For most American liberals and leftists, meanwhile, deinstitutionalization remains a triumph. Historically committed to mercy and still notionally committed to “mad rights” as an identity category, they are as unwilling to call for the end of insanity defenses as they are for a return to the asylum at large. Instead, they have invented a new way to avoid the dilemma: simply pretending that mental illness never results in antisocial behavior, much less violent crime. Confronted with examples, they endlessly repeat the cliché that actually, somebody with mental illness is more likely to be the victim of a violent crime than the perpetrator, a claim that is true only because the mad are victimized so frequently that it dwarfs their more modest propensity toward criminality. When the behavior is sub-criminal, the cliché becomes Well I have mental illness, and I’ve never engaged in this specific bad behavior. This is an exercise in respectability politics: a desire to insulate the merely depressed or anxious or ADHD-addled young professional from the stigma of being associated with the more troubling insane. Those lunatics, whether privately destructive or pleading insanity in a formal trial, are just too inconvenient to the cause. A great deal of the contemporary “mad movement” has been directed toward fighting stigma, toward normalizing psychiatric treatment, toward making it possible for stable lunatics like me to live and work free of the assumption that we are one bad day away from committing a massacre. But the existence of actual mad defendants guilty of “stigma”-inducing crimes is embarrassing. 

The truth is that insanity is largely a matter of luck.
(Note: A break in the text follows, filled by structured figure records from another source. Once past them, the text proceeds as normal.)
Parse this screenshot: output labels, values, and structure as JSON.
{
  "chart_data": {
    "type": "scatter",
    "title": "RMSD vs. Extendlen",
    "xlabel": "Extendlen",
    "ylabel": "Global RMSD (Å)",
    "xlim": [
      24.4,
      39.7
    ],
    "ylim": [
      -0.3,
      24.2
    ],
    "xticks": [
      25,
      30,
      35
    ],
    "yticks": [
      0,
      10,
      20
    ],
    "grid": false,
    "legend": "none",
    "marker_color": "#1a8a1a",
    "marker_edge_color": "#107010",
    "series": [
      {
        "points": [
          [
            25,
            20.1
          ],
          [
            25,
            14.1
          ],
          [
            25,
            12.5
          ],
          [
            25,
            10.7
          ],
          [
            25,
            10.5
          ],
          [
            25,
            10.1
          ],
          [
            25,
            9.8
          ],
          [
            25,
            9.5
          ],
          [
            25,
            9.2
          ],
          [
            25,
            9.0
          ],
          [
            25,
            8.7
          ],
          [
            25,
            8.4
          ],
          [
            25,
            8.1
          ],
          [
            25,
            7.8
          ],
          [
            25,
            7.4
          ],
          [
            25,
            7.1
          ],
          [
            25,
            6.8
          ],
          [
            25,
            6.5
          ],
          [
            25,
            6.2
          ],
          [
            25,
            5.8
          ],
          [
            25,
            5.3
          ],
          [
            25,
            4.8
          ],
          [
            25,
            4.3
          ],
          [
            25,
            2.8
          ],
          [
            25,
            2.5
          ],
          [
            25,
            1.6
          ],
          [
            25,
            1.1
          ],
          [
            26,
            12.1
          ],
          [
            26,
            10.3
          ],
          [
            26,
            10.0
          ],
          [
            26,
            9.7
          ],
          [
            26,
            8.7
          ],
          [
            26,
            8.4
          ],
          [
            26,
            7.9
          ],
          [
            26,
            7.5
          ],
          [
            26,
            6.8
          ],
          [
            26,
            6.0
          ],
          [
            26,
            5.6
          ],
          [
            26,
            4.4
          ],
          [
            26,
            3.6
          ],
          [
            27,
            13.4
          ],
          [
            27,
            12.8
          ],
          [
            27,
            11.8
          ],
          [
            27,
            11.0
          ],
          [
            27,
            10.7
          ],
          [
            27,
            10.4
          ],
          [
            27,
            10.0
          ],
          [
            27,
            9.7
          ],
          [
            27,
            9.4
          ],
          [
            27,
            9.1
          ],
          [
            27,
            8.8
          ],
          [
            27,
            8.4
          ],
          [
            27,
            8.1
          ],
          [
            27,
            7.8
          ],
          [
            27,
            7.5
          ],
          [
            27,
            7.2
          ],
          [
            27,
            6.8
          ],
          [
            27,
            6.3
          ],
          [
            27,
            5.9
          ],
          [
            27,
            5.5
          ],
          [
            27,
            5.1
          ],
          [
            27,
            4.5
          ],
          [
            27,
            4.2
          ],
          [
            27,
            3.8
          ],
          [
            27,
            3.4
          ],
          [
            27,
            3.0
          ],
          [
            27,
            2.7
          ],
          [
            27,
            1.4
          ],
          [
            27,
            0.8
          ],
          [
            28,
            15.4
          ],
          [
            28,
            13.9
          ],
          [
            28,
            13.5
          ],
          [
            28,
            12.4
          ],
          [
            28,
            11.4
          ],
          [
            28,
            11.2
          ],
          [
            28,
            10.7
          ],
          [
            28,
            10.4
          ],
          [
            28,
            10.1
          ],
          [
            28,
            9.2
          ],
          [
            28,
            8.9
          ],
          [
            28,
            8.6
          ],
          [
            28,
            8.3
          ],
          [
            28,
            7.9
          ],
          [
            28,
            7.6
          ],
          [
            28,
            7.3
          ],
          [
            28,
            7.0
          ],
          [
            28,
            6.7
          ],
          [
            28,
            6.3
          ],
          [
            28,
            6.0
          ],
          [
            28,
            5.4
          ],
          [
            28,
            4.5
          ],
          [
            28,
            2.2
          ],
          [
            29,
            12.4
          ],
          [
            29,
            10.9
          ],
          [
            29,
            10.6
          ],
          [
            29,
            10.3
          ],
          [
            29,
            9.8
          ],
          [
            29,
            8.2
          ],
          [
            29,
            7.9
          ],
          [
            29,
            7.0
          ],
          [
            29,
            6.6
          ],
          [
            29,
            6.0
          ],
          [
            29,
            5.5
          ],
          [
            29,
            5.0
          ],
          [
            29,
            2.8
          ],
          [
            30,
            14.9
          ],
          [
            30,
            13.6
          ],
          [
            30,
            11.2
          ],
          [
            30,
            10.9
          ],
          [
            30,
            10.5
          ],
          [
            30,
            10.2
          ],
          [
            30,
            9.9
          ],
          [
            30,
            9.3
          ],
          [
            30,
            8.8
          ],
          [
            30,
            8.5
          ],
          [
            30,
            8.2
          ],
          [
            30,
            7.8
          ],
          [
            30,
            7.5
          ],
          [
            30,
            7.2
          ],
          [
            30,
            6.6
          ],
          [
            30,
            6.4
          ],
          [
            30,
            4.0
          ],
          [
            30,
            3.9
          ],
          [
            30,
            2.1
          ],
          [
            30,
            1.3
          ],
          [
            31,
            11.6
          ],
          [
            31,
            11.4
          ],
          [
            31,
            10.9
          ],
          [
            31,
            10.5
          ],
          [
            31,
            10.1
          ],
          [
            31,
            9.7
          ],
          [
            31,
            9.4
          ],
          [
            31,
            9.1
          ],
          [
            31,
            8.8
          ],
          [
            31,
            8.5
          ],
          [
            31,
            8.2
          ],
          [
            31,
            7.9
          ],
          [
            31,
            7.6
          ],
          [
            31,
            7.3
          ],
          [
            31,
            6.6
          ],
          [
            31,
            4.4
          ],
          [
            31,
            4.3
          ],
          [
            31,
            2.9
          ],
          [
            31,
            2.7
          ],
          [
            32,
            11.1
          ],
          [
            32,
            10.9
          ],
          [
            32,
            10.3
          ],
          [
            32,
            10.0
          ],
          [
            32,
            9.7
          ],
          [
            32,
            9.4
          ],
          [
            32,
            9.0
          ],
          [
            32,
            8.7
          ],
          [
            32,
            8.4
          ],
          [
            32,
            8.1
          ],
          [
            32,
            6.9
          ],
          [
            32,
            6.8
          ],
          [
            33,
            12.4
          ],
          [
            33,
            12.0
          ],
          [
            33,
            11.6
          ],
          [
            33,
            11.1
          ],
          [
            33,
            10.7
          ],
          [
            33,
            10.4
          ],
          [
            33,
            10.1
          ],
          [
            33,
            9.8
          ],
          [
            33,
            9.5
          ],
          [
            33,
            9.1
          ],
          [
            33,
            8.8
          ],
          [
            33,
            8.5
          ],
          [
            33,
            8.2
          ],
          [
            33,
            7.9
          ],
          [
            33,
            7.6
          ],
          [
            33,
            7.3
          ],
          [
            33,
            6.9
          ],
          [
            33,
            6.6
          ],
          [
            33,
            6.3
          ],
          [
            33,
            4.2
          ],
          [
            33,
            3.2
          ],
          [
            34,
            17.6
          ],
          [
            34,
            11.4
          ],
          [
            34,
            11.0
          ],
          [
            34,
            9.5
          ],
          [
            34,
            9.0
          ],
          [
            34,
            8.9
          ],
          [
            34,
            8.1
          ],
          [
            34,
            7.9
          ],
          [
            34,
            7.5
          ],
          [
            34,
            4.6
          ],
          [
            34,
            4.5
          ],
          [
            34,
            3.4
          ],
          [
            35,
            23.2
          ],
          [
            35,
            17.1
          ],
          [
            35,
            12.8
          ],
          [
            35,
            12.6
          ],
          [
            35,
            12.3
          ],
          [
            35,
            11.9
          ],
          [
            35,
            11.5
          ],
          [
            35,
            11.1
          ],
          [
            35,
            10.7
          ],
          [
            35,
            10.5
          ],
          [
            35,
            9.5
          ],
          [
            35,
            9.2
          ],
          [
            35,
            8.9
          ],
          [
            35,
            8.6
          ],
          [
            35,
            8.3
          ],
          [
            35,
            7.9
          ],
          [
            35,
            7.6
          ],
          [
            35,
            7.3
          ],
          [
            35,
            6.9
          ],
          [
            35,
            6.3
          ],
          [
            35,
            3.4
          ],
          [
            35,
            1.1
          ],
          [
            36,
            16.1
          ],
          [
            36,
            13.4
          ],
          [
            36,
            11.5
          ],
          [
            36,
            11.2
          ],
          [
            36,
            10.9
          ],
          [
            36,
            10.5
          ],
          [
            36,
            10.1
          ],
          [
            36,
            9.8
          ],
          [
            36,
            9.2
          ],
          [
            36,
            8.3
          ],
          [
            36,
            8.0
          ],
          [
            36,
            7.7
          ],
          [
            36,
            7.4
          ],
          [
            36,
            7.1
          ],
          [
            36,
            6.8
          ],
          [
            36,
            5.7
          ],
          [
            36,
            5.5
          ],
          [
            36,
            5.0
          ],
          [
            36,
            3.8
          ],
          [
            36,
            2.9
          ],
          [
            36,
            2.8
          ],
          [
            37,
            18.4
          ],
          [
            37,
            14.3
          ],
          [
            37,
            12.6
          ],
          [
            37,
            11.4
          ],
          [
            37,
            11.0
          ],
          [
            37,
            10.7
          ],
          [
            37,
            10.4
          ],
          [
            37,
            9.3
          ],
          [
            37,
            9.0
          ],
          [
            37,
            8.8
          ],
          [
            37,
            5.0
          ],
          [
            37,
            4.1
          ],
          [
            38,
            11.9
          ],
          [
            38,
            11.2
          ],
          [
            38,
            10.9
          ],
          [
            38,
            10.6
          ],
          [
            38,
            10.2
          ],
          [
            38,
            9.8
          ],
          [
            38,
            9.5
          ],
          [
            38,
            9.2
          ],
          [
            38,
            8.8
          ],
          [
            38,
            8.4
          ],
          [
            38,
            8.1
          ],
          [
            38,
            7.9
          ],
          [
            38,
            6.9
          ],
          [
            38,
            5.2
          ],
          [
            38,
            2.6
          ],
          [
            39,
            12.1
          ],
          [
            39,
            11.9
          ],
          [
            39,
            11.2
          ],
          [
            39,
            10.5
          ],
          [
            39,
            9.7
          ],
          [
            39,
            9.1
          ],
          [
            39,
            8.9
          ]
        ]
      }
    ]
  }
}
Madness itself is bad luck: the wrong genes, the wrong circumstances, the wrong life. Access to treatment is a matter of luck: of when you were born, where you were born, to what kind of culture, with what kind of money. How responsive you are to medication is a matter of luck; whether you believe you need the medication at all is luck too. If you have the misfortune to develop one of the more spectacular forms of madness, then it is up to luck how that madness manifests. At trial, Ahmad Alissa’s father testified that the family did not seek psychiatric help for their son because they believed he was possessed by a spirit, and in any case his father was afraid of people thinking of him as the man with a crazy son. “It’s shameful in our culture,” he said. Those of us whose madness has not resulted in atrocity or tragedy are not possessed of better souls or sense than those who find themselves confined to forensic psychiatric hospitals. We’re simply lucky. This is what is most unsettling about insanity at bottom: It is arbitrary.  It is immune to reason and sometimes to medication. We are better than the ancients in that we are willing to pity the mad. But our pity does not always provoke our mercy, particularly when we are exhausted or offended or troubled or afraid; particularly when we have good reason. 

At Ahmad Alissa’s sentencing, the brother of one of his victims said: “To the person that’s done this, we hope that you suffer for the rest of your life … I hope this haunts the defendant until the end of time. [He] deserves the absolute worst.” Who can blame him? We do not know what to do with the hard moral dilemma of insanity. Perhaps we fear what we might conclude if we did, what it would reveal about the limits of our own enlightenment, or the human cost of our need for justice. We would rather not know. And so, Ahmad Alissa will spend the rest of his life in prison. And 30 lucky lunatics per year will spend an indefinite period surveilled by doctors and the state. And many of us will continue on, in one way or another, on medication or off of it, stable or not, housed and employed or homeless and desperate, nobody quite certain if we must be defended, or must be defended from, or both, or neither, just hoping that our luck holds—or turns. 

Emmett Rensin is the author of "The Complications: On Going Insane in America." He lives in Queens.